Homeowners in Wylie, hit hard by a hailstorm last spring, tell CBS 11 that the hail had barely stopped falling, when a man made storm descended on the devastated neighborhoods.
“I had people from Louisiana, just running, knocking on doors,” says homeowner Louis Bosquez, “just from everywhere. Coming in, trying to get something.”
Critics call them storm chasers — following damage, for dollars.
“I can save you so much, you can ask your insurance company for this amount of money and you can pocket this much money,” says Frances Booker of Wylie as she recalls a pitchman’s appeal, “because we will do your roof for say, $10,000, and we can ask for $15,000… it’s like that.”
But, Booker says she knew better and opted to have her home repaired by a family-owned, local company. “If you have good people, generally they wait for you to call them.”
Now, Senator Hancock says crooked roofers, lawyers and adjusters are driving up insurance rates with frivolous lawsuits.
In a statement released when the bill was filed last month, the Senator argued that “Hail litigation has spiraled out of control in Texas, mainly because of a small group of bad actors who abuse the system.
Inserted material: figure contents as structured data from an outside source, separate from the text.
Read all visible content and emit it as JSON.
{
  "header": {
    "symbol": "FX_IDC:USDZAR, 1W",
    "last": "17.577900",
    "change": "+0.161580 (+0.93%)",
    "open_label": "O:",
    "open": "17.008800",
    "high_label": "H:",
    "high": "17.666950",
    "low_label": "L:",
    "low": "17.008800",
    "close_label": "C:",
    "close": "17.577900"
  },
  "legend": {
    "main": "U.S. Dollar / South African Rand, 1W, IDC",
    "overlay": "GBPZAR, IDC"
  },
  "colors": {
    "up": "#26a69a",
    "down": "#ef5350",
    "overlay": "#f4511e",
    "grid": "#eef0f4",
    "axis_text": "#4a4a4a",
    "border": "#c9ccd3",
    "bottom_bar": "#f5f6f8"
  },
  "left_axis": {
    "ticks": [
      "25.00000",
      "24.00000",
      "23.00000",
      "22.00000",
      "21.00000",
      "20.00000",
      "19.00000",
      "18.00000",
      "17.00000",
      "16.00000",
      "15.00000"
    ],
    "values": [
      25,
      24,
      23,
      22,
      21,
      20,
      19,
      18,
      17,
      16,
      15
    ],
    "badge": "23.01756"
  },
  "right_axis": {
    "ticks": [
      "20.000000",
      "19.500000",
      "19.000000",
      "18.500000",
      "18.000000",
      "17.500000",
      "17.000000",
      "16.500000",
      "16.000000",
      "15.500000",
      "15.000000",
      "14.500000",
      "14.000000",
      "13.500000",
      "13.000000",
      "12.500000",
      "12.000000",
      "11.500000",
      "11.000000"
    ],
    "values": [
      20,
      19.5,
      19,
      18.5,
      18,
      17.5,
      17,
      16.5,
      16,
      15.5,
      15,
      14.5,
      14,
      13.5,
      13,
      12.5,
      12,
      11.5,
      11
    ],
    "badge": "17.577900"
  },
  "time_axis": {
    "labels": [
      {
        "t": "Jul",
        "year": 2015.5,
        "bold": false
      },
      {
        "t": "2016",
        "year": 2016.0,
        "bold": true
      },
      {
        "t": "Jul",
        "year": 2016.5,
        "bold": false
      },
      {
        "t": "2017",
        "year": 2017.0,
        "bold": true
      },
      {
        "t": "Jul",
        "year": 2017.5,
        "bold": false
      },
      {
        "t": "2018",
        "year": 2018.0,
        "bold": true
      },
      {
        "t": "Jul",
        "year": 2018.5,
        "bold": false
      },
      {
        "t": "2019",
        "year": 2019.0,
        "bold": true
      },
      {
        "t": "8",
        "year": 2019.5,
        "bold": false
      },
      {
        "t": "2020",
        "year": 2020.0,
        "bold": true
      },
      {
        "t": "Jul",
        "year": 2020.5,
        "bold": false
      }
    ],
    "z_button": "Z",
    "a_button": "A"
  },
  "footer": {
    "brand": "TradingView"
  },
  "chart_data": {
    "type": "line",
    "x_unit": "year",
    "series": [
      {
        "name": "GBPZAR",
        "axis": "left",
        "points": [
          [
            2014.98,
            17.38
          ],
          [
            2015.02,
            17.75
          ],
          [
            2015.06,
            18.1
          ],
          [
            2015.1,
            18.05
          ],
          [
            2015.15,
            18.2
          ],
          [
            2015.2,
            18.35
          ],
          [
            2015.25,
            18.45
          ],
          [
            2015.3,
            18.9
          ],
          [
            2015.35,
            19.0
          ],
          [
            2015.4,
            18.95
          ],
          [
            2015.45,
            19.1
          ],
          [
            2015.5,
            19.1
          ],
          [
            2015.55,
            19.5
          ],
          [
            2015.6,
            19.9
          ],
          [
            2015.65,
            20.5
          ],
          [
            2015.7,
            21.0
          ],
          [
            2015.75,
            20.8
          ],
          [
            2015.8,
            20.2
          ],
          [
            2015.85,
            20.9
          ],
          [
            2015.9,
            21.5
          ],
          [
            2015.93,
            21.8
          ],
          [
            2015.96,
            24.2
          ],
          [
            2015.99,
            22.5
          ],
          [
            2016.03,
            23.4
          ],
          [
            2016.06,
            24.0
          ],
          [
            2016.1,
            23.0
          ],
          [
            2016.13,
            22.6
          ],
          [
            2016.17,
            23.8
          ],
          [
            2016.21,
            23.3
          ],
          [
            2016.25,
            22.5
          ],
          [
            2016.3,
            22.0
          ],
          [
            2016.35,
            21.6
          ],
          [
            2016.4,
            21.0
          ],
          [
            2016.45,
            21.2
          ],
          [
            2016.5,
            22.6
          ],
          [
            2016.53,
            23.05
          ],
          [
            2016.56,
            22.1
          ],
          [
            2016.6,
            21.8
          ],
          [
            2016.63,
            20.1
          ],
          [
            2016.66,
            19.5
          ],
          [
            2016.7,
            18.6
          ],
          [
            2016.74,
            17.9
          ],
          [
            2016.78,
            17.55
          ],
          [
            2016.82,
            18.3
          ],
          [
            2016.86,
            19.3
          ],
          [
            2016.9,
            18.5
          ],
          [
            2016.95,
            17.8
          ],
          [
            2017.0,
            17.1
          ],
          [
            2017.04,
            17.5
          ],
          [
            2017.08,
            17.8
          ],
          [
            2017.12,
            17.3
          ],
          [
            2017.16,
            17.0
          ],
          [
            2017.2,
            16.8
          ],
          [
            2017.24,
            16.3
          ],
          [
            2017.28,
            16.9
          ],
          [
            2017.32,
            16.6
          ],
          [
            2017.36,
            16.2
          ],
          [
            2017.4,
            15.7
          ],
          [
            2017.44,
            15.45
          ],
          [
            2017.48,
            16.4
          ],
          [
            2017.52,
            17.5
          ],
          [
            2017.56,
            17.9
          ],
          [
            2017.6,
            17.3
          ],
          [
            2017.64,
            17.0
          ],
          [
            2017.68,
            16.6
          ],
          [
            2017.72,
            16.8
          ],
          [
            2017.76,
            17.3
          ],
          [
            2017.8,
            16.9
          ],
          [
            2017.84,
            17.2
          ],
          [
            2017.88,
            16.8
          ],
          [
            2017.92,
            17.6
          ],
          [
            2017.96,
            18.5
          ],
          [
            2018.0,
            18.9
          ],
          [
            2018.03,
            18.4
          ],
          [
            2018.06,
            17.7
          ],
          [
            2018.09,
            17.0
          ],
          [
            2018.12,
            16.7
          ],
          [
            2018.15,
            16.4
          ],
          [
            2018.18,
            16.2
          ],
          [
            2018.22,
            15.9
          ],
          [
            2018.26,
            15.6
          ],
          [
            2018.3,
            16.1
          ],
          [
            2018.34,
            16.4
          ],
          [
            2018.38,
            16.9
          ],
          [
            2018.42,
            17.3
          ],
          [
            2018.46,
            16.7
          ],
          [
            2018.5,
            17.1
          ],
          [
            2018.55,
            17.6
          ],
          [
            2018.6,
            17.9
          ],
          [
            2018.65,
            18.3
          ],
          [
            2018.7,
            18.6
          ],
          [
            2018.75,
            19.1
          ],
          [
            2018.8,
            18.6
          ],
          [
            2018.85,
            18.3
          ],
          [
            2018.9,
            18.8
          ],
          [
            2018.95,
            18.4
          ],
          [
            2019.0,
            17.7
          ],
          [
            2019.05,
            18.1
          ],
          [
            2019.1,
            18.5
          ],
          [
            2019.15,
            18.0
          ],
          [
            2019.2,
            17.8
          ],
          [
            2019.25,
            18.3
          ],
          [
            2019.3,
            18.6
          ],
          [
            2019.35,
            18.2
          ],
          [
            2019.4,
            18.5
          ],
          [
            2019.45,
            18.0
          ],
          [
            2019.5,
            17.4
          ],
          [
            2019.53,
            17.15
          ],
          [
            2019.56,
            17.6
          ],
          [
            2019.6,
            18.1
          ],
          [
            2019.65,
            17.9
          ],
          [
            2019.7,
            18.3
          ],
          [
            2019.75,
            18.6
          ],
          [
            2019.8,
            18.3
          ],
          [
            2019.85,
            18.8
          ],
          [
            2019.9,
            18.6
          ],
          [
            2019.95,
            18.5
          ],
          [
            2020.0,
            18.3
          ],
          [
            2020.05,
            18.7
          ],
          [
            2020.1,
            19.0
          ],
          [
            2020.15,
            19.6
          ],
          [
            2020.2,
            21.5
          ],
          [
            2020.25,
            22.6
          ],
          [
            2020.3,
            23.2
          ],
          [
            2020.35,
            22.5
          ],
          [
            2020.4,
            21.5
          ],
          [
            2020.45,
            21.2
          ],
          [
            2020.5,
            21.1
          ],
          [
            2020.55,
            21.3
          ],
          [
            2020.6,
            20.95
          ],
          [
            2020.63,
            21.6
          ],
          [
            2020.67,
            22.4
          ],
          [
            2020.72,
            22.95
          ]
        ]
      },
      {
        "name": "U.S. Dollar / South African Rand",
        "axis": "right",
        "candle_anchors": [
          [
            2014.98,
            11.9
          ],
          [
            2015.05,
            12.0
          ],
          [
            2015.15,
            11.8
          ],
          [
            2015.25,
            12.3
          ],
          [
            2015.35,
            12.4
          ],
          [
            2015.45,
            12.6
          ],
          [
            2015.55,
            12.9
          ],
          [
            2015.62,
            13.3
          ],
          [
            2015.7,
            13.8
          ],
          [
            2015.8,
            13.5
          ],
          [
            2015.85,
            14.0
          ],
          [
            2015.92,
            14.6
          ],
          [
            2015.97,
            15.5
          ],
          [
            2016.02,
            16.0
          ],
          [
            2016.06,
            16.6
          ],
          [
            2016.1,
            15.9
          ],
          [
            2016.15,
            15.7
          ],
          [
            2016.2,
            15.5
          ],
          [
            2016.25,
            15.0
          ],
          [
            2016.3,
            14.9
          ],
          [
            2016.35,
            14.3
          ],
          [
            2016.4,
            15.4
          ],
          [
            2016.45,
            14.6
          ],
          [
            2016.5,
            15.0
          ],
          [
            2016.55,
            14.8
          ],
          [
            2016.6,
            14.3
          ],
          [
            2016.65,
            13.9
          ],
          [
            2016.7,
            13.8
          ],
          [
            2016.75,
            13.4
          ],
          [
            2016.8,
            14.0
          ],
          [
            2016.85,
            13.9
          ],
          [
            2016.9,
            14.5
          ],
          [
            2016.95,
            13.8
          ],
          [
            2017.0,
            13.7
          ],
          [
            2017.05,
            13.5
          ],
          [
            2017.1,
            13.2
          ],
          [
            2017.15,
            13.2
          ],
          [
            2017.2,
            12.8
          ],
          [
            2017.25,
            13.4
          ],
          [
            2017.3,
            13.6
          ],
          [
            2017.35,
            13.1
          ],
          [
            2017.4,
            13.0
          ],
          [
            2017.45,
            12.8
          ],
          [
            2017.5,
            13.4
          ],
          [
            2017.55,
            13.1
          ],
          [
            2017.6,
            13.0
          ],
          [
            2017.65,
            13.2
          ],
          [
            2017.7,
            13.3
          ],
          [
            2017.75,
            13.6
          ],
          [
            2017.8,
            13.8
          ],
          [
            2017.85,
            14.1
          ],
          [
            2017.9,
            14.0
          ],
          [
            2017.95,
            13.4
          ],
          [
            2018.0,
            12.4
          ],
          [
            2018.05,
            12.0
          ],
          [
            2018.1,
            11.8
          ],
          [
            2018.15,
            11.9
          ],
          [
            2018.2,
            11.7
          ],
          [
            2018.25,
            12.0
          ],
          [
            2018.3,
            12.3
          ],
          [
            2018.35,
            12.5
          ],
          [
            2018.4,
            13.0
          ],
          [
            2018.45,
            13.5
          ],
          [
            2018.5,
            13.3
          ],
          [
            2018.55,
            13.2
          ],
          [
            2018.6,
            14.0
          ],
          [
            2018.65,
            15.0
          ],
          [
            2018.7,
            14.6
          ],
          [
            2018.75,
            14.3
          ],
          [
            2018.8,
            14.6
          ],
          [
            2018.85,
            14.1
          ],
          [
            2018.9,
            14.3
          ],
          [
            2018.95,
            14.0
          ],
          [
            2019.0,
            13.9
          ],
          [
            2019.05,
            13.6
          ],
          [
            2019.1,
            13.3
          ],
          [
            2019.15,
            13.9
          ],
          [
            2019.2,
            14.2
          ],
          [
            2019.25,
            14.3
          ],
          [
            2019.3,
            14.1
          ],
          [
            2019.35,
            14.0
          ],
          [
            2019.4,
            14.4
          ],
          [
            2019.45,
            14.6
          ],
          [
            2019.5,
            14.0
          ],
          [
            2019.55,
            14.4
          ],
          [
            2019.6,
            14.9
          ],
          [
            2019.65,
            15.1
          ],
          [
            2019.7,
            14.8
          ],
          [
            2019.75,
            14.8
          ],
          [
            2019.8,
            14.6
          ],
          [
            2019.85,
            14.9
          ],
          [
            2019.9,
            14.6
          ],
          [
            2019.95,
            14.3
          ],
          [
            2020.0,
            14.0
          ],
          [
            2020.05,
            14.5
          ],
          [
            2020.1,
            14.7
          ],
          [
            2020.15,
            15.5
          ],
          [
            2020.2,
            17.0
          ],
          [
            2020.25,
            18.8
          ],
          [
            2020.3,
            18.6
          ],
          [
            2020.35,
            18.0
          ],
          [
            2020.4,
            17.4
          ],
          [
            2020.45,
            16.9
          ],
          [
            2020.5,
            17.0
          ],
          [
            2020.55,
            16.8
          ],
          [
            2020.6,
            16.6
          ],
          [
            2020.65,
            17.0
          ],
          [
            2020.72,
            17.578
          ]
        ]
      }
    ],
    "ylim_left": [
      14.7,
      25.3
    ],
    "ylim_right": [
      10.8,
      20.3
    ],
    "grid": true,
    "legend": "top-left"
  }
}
Senate Bill 10 will address this problem, improve transparency, and protect Texas consumers from sky high premiums without infringing on their right to make an insurance claim or sue their insurance company when it’s not holding up its end of a deal.”
When asked for additional details, a spokesperson for his office provided the following statement: “Senate Bill 10 would require lawyers hired by property owners to provide notice to an insurance company before filing a lawsuit, giving the insurance company 60 days to address the claim before being taken to court. This provision should help homeowners get fast, fair payments while also cutting down on frivolous or unnecessary lawsuits that are driving up the cost of homeowners’ insurance.”
Reached at his North Richland Hills office recently, Senator Hancock tells CBS 11, “what that does is that it puts insurance companies on notice saying that an attorney has been hired and you have 60 days to kind of work it out.”
The senator’s motives in pushing the bill, however, warrant scrutiny.
Several years ago, Texas Monthly listed him as one of the state’s worst lawmakers during the 83rd legislative session, specifically citing the Senator’s close ties to the insurance industry.
According to Texas Monthly, the Senator received “$111,916” from “22 companies and organizations.”
The magazine, in defending its poor assessment of Senator Hancock, went on to write that he “authored a bill to eliminate a tiny agency called the Office of Public Insurance Counsel, whose purpose is to represent and support the public in insurance cases and controversies (to make matters worse, this was not long after the agency moved to block a massive rate increase by State Farm).”
Meanwhile, Wylie homeowners CBS 11 spoke with are encouraging caution before limiting the public’s options while dealing with devastating storms.
“I can understand the insurance and the Senator’s point of view,” says Booker, “but, I think they need to be very careful of how they go about that.”